Matt: Do you have a message to your regular customers or to customers in general?
Brian: The support we get from our customers is immensely rewarding. I want you to understand that by supporting Etto you are supporting your local food ecosystem. I’ve seen and heard about grocery stores here that are sold out of pasta and can’t get it from there suppliers. Some Amazon orders are taking weeks to get delivered. We are open seven days and will be making pasta and other items the whole time. Also, by supporting our local vendors at Etto you are likely helping a family that is struggling right now. This unbelievable situation is tough for everyone, but hopefully a nice meal with a bottle of local wine will provide some comfort and help keep our community strong so we can recover as quickly as possible.
I also have a bunch of customers who are ordering our pasta from their favorite restaurants. I think that’s a beautiful thing right now. There is a lot of generosity right here and now it’s really needed.

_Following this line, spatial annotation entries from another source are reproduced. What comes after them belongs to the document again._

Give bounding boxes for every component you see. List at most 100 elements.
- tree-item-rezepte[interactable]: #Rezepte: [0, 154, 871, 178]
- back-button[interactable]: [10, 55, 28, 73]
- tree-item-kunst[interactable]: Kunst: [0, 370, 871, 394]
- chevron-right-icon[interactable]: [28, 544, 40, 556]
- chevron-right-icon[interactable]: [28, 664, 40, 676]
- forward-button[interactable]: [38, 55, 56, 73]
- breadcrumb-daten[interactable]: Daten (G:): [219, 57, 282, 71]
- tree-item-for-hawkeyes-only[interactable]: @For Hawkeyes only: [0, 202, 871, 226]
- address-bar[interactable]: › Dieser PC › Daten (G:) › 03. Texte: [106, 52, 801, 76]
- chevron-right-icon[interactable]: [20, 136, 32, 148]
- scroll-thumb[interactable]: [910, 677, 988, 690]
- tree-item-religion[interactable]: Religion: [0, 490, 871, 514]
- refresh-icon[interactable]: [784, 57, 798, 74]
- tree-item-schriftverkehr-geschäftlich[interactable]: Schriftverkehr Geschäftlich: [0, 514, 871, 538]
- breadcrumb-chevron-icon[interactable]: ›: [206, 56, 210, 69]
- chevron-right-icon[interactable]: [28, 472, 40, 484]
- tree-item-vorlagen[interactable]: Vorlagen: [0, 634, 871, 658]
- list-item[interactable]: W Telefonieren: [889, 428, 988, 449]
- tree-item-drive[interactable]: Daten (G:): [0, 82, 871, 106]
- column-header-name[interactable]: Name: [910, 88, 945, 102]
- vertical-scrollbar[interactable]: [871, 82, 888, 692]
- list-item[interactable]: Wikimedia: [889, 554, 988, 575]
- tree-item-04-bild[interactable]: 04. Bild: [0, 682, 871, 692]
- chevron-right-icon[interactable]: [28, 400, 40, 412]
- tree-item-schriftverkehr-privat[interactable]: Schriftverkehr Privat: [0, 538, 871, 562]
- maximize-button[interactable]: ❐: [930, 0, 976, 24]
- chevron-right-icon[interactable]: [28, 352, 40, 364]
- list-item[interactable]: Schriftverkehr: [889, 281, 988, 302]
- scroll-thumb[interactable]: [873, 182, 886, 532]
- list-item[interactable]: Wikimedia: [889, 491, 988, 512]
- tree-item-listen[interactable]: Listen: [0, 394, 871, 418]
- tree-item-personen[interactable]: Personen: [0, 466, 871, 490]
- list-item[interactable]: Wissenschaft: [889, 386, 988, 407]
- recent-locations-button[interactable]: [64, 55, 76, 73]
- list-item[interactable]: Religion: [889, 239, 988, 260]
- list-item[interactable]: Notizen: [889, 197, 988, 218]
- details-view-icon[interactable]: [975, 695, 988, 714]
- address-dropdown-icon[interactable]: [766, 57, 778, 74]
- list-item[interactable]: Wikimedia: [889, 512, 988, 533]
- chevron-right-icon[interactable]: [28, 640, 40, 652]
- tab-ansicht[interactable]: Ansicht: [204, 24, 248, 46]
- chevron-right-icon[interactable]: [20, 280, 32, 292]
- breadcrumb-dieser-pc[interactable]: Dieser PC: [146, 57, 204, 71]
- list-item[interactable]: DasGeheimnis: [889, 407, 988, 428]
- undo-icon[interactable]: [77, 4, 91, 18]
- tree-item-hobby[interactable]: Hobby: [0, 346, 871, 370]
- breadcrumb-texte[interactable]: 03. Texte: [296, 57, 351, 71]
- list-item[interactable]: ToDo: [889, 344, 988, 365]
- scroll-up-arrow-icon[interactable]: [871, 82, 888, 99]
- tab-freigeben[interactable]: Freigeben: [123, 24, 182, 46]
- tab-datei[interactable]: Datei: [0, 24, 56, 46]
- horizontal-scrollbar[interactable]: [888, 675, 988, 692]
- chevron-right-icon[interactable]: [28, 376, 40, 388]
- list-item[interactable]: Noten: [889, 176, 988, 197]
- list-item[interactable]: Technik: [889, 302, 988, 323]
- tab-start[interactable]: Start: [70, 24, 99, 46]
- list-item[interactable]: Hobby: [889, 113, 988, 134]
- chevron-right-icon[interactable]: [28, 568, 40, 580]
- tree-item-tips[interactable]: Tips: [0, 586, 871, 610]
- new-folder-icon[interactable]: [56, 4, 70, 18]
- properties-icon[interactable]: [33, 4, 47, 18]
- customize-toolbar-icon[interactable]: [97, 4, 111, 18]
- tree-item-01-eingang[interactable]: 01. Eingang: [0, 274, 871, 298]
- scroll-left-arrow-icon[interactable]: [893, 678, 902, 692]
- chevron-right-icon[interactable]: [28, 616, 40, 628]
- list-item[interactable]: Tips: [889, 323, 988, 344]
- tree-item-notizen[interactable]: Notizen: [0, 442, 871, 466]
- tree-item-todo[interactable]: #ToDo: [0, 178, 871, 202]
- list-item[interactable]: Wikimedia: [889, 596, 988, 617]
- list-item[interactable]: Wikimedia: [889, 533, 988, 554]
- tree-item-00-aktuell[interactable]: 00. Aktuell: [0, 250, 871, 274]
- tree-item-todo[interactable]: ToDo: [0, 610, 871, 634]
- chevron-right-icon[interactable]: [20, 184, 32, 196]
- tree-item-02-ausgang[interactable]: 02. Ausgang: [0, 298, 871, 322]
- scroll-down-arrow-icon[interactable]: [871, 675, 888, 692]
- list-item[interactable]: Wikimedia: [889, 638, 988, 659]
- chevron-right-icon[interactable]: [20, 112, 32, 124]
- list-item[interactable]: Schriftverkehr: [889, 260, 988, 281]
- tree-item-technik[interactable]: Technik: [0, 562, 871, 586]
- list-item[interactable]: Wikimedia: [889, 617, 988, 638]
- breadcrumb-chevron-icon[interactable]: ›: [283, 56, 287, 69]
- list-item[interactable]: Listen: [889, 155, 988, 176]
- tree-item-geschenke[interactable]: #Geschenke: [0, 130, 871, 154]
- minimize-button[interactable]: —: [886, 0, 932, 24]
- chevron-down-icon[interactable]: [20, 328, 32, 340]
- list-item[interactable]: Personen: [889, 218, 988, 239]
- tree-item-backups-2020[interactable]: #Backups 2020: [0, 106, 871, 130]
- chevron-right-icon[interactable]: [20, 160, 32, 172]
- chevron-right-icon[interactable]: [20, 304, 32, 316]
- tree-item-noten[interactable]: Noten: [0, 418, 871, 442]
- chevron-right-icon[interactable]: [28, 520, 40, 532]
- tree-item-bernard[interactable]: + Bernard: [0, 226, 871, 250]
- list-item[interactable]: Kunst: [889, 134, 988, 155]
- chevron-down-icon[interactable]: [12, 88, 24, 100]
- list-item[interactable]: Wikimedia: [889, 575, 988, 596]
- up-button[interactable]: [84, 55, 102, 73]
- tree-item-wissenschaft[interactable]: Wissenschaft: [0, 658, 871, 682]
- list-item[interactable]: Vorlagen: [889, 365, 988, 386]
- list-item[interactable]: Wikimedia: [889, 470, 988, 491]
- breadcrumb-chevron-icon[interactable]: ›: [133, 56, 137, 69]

Matt: Any advice to other small business owners?
Brian: Stay strong and try to be creative. We’ve had customers come in just because they want us to survive this and make it through. I feel like we can’t let them down. We need to be tough and creative right now and realize that this is just a moment in time that will pass. The history of humankind has survived much greater disasters than this and I believe we will rise from this and be stronger than ever. Owning a business is never easy and this is the toughest test I’ve ever faced, but we can make it through this together.